Мизир кивнул. Он был доволен собой.

– Я догадываюсь, что это излучатели тепла, хотя до анатомических исследований уверенно сказать не могу. Если кобальтовые – тропическая раса, то для них важнее быстро отдавать излишки тепла. Ни у одного высокогорного вида в этой долине не оказалось выраженных лепестков – и ничего похожего. На такой высоте не приходится заботиться об излишках тепла.

– Еще одно доказательство, – заметил Башир, – что население города пришло из другой части мира.


* * *

Разум вылавливал нити смысла из клубка звуков, составлявших устную речь батинитов. Задача усложнялась существованием двух языков, каковые Разум объявил родственными в пятой степени и примесями десятков диалектов и арготизмов.

– Портовые жители, – указывал Клаус, – наверняка говорят на собственном языке. И воры, шепот которых мы иногда подслушиваем ночью.

– Какой там шепот, – возразила Иман. – Гудение, щелчки и причмокивания.

– Эти впадинки у них на головах, – размышлял Мизир, – барабанные перепонки. Удивительное устройство. Они так же мало приспособлены для речи, как губы и язык человека. Но их использовали, и они делают свое дело.

– Если они способны говорить двумя сторонами рта одновременно, – заметил Клаус, – то могли бы иной раз говорить одной стороной одно, другой – другое.

– Вот как полезно иметь запасные отверстия, способные издавать звуки!

Клаус пробормотал что‑то еще и засмеялся собственной шутке, не понятной остальным, потому что сказано было по‑немецки. Вообще‑то она относилась к запасным отверстиям для издавания звуков.

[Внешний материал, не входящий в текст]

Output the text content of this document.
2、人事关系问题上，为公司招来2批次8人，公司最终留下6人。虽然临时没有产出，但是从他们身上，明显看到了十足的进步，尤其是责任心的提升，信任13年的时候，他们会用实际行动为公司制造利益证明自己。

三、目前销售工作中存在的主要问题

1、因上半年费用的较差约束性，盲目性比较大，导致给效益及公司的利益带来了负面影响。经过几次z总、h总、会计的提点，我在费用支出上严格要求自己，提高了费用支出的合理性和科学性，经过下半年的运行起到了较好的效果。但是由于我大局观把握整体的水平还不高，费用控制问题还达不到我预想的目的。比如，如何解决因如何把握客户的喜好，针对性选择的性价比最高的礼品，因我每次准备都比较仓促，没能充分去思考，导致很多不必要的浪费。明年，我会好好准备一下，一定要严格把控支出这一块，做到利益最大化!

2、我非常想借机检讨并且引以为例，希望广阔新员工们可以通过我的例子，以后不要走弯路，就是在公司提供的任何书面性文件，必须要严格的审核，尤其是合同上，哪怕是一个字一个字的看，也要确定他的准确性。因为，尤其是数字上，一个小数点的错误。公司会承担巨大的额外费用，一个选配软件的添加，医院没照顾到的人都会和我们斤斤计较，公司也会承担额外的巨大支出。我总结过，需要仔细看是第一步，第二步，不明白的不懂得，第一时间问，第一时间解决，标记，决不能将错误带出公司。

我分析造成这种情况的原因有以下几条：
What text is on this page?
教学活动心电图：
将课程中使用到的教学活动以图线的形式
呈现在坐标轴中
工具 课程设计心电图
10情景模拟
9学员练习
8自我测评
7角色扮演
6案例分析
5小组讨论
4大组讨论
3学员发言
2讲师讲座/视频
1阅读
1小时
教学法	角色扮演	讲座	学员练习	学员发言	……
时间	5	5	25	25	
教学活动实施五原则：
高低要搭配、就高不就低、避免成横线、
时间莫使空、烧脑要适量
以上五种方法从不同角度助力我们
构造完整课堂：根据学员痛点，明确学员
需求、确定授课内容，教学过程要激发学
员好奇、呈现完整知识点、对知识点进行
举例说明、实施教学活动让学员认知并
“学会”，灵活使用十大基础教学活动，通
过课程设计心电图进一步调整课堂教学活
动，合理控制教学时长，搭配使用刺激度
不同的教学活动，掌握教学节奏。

Они ввели в Разум ропот толпы в ночь первого восхождения Аль‑Азрака, и Разум выдал в ответ такую же невнятицу с отдельными выкриками: «Голубая планета/ встает/ поднимается/ и/возможно/ выражение страха и отчаяния». Это был еще не перевод, но намек на понимание.

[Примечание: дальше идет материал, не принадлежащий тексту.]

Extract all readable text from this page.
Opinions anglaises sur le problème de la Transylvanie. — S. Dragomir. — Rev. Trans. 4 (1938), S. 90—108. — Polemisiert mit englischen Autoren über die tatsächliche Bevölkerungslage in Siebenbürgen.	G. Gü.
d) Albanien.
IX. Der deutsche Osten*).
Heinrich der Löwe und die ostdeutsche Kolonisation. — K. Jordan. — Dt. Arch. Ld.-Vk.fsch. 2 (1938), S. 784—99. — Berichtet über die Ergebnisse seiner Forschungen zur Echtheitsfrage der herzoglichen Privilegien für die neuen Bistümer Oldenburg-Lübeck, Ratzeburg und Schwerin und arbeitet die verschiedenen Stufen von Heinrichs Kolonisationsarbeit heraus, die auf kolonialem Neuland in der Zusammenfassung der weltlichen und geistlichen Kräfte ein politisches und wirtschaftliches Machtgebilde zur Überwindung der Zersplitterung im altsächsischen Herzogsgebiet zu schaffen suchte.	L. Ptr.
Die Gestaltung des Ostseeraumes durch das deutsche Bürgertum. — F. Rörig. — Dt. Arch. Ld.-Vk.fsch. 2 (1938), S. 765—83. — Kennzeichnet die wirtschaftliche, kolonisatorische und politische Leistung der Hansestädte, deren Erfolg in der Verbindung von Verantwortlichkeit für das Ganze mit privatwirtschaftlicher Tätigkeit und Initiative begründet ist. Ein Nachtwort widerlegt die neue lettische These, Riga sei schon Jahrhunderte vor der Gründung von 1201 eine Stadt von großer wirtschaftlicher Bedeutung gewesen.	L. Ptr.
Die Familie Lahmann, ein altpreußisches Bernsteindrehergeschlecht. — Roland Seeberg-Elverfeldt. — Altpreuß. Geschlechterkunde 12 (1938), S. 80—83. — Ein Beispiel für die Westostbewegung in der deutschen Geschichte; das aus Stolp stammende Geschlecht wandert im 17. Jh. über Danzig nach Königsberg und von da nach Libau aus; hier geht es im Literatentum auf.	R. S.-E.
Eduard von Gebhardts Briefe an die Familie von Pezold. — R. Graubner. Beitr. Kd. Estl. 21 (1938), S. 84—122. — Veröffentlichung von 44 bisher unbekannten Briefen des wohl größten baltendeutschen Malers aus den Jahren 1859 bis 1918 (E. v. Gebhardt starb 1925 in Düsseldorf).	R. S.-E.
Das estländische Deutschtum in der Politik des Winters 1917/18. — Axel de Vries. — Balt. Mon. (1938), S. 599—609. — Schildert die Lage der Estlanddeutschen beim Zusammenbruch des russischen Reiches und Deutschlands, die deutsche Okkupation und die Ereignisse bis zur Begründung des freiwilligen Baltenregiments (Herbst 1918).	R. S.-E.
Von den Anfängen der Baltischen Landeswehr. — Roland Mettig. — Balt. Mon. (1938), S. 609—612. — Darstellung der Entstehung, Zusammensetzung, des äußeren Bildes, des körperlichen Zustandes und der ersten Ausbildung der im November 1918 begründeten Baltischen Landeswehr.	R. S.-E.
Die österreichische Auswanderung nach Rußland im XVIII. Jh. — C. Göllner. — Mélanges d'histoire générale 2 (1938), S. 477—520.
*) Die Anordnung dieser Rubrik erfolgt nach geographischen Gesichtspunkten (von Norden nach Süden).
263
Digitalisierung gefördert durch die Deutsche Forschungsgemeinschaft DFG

Возможно, существовал и третий язык, беззвучный, потому что иногда они наблюдали собравшихся вместе батинитов, молчащих и тем не менее явно общающихся.

– Эти усики‑антенны, – сказал Мизир, – улавливают запахи. На близком расстоянии они переговариваются запахами.

– Неэффективный способ, – фыркнул Клаус.

– Малая эффективность – признак естественного отбора, – доказывал свое Мизир, – да и сообщения могут быть очень простыми: «Беги! Сюда!»

– Нет, не запахи, – возразила Иман, – во всяком случае, не только запахи. Заметь, как они касаются друг друга, как поглаживают лепестки. Они общаются посредством прикосновений. – Она вызывающе вздернула подбородок, и никто не осмелился возразить, потому что она и сама часто обходилась прикосновениями вместо слов. – Ведь что такое рукопожатие, хлопок по плечу, – настаивала она, – или поцелуй?

Все сошлись на том, что поглаживание друг другу лепестков заменяет поцелуй. Иногда вместо поглаживания было короткое отрывистое касание.

– Вроде как чмокнуть в щечку, – сказал Янс.

Иногда это делалось явно напоказ. Иногда украдкой, со множеством предосторожностей. Что бы ни означало это движение, горожане часто прибегали к нему.

– Ласковый народ, – сказал Башир.

Иман промолчала и взъерошила пареньку волосы.


* * *

Башир дистанционно пилотировал зонд, сопровождающий солдата, выбравшегося ночью в парк. На его лазурном теле была бледно‑желтая мешковатая униформа местной армии, и Разум не сумел выделить никаких знаков отличия. Батинит ехал на шестиногой лошадке мимо заброшенных полей по гравийной дорожке, выводившей к ухоженному когда‑то парку на холме. Оружия при нем не было.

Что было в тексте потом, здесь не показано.